En lo personal, luego de esta noticia, ¿se cierra un capítulo de tu vida? ¿Qué reflexión hacés?
No quiere decir que me deje de importar, porque hay muchas personas que todavía están esperando. Lo que nos pasó a nosotros es una cosa y no es mejor ni peor que otras situaciones que le pasan a otras familias, porque muchas veces he escuchado de algunos políticos que cuando sale este tema preguntan por los muertos por la guerrilla y los muertos por los ladrones. Todas las muertes son un espanto y hay que investigarlas. Esto no quiere decir que nosotros tengamos coronita. Lo que pasó acá fue que hubo un grupo de gente que se juntó —de la cual yo nunca fui parte, y lo digo con honestidad— y tuvo la tenacidad de seguir luchando. Y eso lo puede hacer cualquiera, porque fueron ninguneados durante años, décadas, por presidentes, por legisladores, que hoy quieren hacer, pero en su momento no hicieron nada. Todas las personas que tienen familiares que han muerto o que han pasado por situaciones similares pueden reclamar, están en su derecho. Lo que agrava esta situación es que la muerte de la persona fue hecha por un Estado, por un gobierno, de facto o como le llames.
A pesar de lo que se viene haciendo, ¿sigue el debe por parte del Estado?

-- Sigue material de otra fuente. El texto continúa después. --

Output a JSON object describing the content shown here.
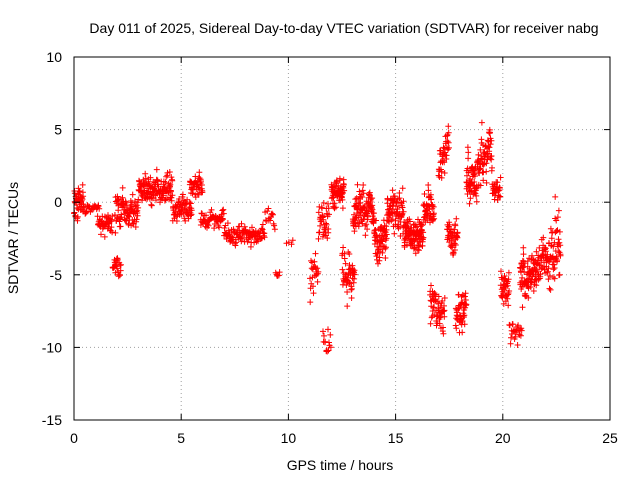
{
  "chart_data": {
    "type": "scatter",
    "title": "Day 011 of 2025, Sidereal Day-to-day VTEC variation (SDTVAR) for receiver nabg",
    "xlabel": "GPS time / hours",
    "ylabel": "SDTVAR / TECUs",
    "xlim": [
      0,
      25
    ],
    "ylim": [
      -15,
      10
    ],
    "xticks": [
      0,
      5,
      10,
      15,
      20,
      25
    ],
    "yticks": [
      -15,
      -10,
      -5,
      0,
      5,
      10
    ],
    "grid": true,
    "marker": "+",
    "color": "#ff0000",
    "series": [
      {
        "name": "SDTVAR",
        "segments": [
          {
            "x0": 0.0,
            "x1": 0.45,
            "center": 0.0,
            "spread": 2.2,
            "n": 45
          },
          {
            "x0": 0.45,
            "x1": 1.2,
            "center": -0.5,
            "spread": 0.8,
            "n": 25
          },
          {
            "x0": 1.1,
            "x1": 1.8,
            "center": -1.5,
            "spread": 1.6,
            "n": 45
          },
          {
            "x0": 1.8,
            "x1": 2.2,
            "center": -4.5,
            "spread": 1.2,
            "n": 25
          },
          {
            "x0": 1.9,
            "x1": 3.0,
            "center": -0.5,
            "spread": 2.6,
            "n": 90
          },
          {
            "x0": 3.0,
            "x1": 4.6,
            "center": 0.8,
            "spread": 2.0,
            "n": 140
          },
          {
            "x0": 4.6,
            "x1": 5.5,
            "center": -0.5,
            "spread": 1.6,
            "n": 70
          },
          {
            "x0": 5.4,
            "x1": 6.0,
            "center": 1.2,
            "spread": 1.6,
            "n": 45
          },
          {
            "x0": 5.9,
            "x1": 7.0,
            "center": -1.2,
            "spread": 1.3,
            "n": 60
          },
          {
            "x0": 7.0,
            "x1": 8.9,
            "center": -2.3,
            "spread": 1.3,
            "n": 110
          },
          {
            "x0": 8.9,
            "x1": 9.4,
            "center": -1.0,
            "spread": 1.5,
            "n": 15
          },
          {
            "x0": 9.4,
            "x1": 9.6,
            "center": -4.8,
            "spread": 1.0,
            "n": 6
          },
          {
            "x0": 9.9,
            "x1": 10.3,
            "center": -2.8,
            "spread": 0.4,
            "n": 4
          },
          {
            "x0": 11.0,
            "x1": 11.4,
            "center": -5.0,
            "spread": 2.8,
            "n": 25
          },
          {
            "x0": 11.4,
            "x1": 11.9,
            "center": -1.0,
            "spread": 3.0,
            "n": 40
          },
          {
            "x0": 11.6,
            "x1": 12.0,
            "center": -9.5,
            "spread": 2.2,
            "n": 14
          },
          {
            "x0": 12.0,
            "x1": 12.6,
            "center": 0.8,
            "spread": 2.0,
            "n": 70
          },
          {
            "x0": 12.5,
            "x1": 13.1,
            "center": -5.0,
            "spread": 3.4,
            "n": 50
          },
          {
            "x0": 13.0,
            "x1": 14.0,
            "center": -0.5,
            "spread": 2.6,
            "n": 110
          },
          {
            "x0": 14.0,
            "x1": 14.6,
            "center": -2.5,
            "spread": 2.6,
            "n": 70
          },
          {
            "x0": 14.6,
            "x1": 15.4,
            "center": -0.5,
            "spread": 3.0,
            "n": 80
          },
          {
            "x0": 15.4,
            "x1": 16.3,
            "center": -2.3,
            "spread": 2.0,
            "n": 110
          },
          {
            "x0": 16.3,
            "x1": 16.8,
            "center": -0.5,
            "spread": 2.5,
            "n": 50
          },
          {
            "x0": 16.6,
            "x1": 17.3,
            "center": -7.5,
            "spread": 2.8,
            "n": 60
          },
          {
            "x0": 17.0,
            "x1": 17.5,
            "center": 3.0,
            "spread": 3.2,
            "n": 40
          },
          {
            "x0": 17.4,
            "x1": 17.9,
            "center": -2.5,
            "spread": 2.4,
            "n": 50
          },
          {
            "x0": 17.8,
            "x1": 18.3,
            "center": -7.5,
            "spread": 3.0,
            "n": 50
          },
          {
            "x0": 18.3,
            "x1": 18.8,
            "center": 1.5,
            "spread": 3.2,
            "n": 60
          },
          {
            "x0": 18.8,
            "x1": 19.5,
            "center": 3.2,
            "spread": 3.2,
            "n": 70
          },
          {
            "x0": 19.5,
            "x1": 19.9,
            "center": 1.0,
            "spread": 1.8,
            "n": 30
          },
          {
            "x0": 19.9,
            "x1": 20.3,
            "center": -6.0,
            "spread": 3.0,
            "n": 40
          },
          {
            "x0": 20.3,
            "x1": 20.9,
            "center": -9.0,
            "spread": 1.5,
            "n": 25
          },
          {
            "x0": 20.8,
            "x1": 21.6,
            "center": -5.2,
            "spread": 3.0,
            "n": 90
          },
          {
            "x0": 21.6,
            "x1": 22.2,
            "center": -4.2,
            "spread": 3.0,
            "n": 55
          },
          {
            "x0": 22.2,
            "x1": 22.7,
            "center": -3.5,
            "spread": 4.5,
            "n": 50
          }
        ],
        "seed": 20250111
      }
    ]
  }
}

El ejército uruguayo no ha reconocido todavía que cometieron un error. Y eso salpica, y sigue salpicando, a los nuevos chiquilines que quieren ser militares. Y salpica a los hijos de la familia militar; tal vez sus padres no participaron y no tienen por qué sentir el odio; ellos también la pasaron mal, así como yo me sentí discriminada mucho tiempo, ellos también se sintieron discriminados. Todo es por la falta de reconocimiento de que hay límites, y de que hicieron las cosas mal. Si los tipos reconocieran que hicieron las cosas mal, ya sería un paso importante.